For the uninitiated, asters – also known as Michaelmas daisies because they are often in flower in late September – are a large group of several species of shrubby daisies.
They are unfussy to grow, will put up with part shade or full sun, and aren’t particularly needy, as long as they’re not subjected to drought or boggy conditions. In short, there’s probably somewhere in your growing space that could accommodate one where there isn’t anything else growing for the next few months. I’ve been prompted to think about asters because we’ve just moved into a house with a blank slate of a back garden, and the promise of a good, dry garden out the front. The number of ornamental plants growing across both could be counted on one hand, and the bog-standard pale purple (a colour that always reminds me of Tammy Girl circa 1998, iykyk) aster is among them.
If you’re starting a garden from scratch, with not much money, addressing whether you can accept what’s currently happy there is a fair basis for a contented relationship. I’m beginning to think I will welcome them not only into the front garden, but also into the back, where my dreams of Piet Oudolf-style clouds of dew-dropped asters will shiver into future autumns.

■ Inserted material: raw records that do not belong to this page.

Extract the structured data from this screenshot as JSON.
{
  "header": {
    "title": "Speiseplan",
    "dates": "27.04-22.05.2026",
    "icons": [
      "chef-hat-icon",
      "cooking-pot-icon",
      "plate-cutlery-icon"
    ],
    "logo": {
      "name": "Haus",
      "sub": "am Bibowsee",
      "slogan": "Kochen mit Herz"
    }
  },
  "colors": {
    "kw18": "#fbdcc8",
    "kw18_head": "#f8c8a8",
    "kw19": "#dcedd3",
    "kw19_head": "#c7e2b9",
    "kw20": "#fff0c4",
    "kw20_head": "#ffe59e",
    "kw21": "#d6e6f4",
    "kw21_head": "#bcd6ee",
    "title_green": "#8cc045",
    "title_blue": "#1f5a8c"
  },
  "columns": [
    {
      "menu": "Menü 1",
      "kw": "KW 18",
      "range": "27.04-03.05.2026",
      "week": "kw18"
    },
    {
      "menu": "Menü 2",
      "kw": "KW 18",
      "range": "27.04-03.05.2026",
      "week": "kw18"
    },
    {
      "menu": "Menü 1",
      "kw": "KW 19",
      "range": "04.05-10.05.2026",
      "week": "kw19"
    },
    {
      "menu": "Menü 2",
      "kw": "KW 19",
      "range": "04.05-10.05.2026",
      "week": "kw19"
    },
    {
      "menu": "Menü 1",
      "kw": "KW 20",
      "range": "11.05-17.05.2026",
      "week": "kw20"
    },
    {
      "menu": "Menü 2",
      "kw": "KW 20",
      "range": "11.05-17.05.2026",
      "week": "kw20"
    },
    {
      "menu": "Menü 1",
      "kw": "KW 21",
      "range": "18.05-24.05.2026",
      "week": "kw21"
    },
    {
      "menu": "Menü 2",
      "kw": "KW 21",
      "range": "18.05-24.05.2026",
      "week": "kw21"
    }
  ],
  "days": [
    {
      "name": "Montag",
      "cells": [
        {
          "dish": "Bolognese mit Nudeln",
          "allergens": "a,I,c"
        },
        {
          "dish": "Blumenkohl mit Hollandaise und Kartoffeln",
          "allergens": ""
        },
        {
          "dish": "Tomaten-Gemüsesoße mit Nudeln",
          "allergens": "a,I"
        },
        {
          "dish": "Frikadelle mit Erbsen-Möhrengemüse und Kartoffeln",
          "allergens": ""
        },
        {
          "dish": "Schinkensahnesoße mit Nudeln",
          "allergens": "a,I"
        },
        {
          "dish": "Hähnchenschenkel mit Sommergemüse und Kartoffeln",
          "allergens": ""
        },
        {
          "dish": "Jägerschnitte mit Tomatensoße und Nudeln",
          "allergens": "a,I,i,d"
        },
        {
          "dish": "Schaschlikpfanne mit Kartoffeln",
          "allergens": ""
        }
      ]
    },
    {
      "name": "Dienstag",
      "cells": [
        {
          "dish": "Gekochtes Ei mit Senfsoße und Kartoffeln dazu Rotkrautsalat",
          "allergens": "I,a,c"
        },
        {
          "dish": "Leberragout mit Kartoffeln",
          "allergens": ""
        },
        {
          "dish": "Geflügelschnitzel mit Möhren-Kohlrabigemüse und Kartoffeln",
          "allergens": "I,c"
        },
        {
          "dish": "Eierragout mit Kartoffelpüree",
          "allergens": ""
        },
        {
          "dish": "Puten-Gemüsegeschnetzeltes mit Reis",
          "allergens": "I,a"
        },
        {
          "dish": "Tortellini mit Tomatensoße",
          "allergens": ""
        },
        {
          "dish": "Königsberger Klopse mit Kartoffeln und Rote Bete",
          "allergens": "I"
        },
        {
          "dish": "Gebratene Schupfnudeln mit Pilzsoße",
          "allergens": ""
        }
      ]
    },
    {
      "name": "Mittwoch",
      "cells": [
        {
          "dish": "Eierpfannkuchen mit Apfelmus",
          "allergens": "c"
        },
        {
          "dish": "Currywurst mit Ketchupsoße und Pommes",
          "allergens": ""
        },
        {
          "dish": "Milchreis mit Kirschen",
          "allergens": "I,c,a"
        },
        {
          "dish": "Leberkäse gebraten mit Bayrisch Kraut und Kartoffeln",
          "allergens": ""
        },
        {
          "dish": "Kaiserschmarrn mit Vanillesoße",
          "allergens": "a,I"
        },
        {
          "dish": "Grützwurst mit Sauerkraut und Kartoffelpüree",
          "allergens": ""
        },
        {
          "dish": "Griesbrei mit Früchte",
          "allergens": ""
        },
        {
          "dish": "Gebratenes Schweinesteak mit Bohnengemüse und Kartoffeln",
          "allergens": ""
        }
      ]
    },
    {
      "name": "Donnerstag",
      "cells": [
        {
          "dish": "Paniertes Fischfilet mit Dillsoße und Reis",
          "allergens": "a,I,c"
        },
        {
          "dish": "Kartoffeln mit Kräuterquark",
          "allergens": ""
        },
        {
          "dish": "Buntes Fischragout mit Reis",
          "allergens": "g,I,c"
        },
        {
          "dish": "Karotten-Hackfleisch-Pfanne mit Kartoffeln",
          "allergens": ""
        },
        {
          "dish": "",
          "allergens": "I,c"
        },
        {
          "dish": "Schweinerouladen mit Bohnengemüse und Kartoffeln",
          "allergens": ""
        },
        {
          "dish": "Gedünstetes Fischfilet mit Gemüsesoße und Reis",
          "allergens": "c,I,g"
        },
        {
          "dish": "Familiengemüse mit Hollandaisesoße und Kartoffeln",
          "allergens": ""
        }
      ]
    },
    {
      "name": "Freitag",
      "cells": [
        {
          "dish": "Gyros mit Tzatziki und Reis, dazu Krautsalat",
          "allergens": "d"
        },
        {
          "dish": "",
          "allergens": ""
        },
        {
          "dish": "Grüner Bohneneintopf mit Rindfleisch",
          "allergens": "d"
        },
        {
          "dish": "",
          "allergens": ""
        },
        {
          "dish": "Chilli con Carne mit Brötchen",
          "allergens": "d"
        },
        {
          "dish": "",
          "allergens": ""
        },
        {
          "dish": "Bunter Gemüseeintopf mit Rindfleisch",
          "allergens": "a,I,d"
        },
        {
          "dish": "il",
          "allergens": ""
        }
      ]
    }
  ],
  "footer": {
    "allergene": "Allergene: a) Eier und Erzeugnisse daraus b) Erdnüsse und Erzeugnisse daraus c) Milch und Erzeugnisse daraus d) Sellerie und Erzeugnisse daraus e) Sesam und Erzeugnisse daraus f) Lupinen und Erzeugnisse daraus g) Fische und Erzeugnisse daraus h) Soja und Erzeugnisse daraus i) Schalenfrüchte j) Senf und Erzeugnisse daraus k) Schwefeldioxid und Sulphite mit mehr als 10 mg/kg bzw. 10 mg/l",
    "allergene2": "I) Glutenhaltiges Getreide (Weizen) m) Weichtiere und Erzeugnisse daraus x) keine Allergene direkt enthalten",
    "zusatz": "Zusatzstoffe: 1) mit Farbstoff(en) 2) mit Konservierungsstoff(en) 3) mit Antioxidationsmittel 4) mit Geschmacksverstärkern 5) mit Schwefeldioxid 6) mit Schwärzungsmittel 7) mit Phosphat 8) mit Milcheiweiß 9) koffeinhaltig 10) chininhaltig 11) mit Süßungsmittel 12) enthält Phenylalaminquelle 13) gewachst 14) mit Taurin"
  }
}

Oudolf – the Dutch garden designer whose clumps of naturalistic planting have inspired more contemporary gardens than most – deployed A. umbellatus in the Oudolf Field at Hauser & Wirth art centre in Bruton, Somerset. It’s white, which makes it a great palette-cleanser for the bolder, warmer tones of late-summer and autumn planting, and pleasingly tall.
I’m also eyeing up A. pyrenaeus ‘Lutetia’, a favourite of Beth Chatto’s, which has large, spidery flowers in the palest lilac. If you wanted something more keenly purple, check out Symphyotrichum novi-belgii ‘Violetta’, which is real wizard’s-robe territory.
Some will flower long into the autumn, and then offer up graceful skeletons for catching frost. In spring, cut them back, remind yourself you once said you didn’t like asters, and be grateful you’ve changed your ways.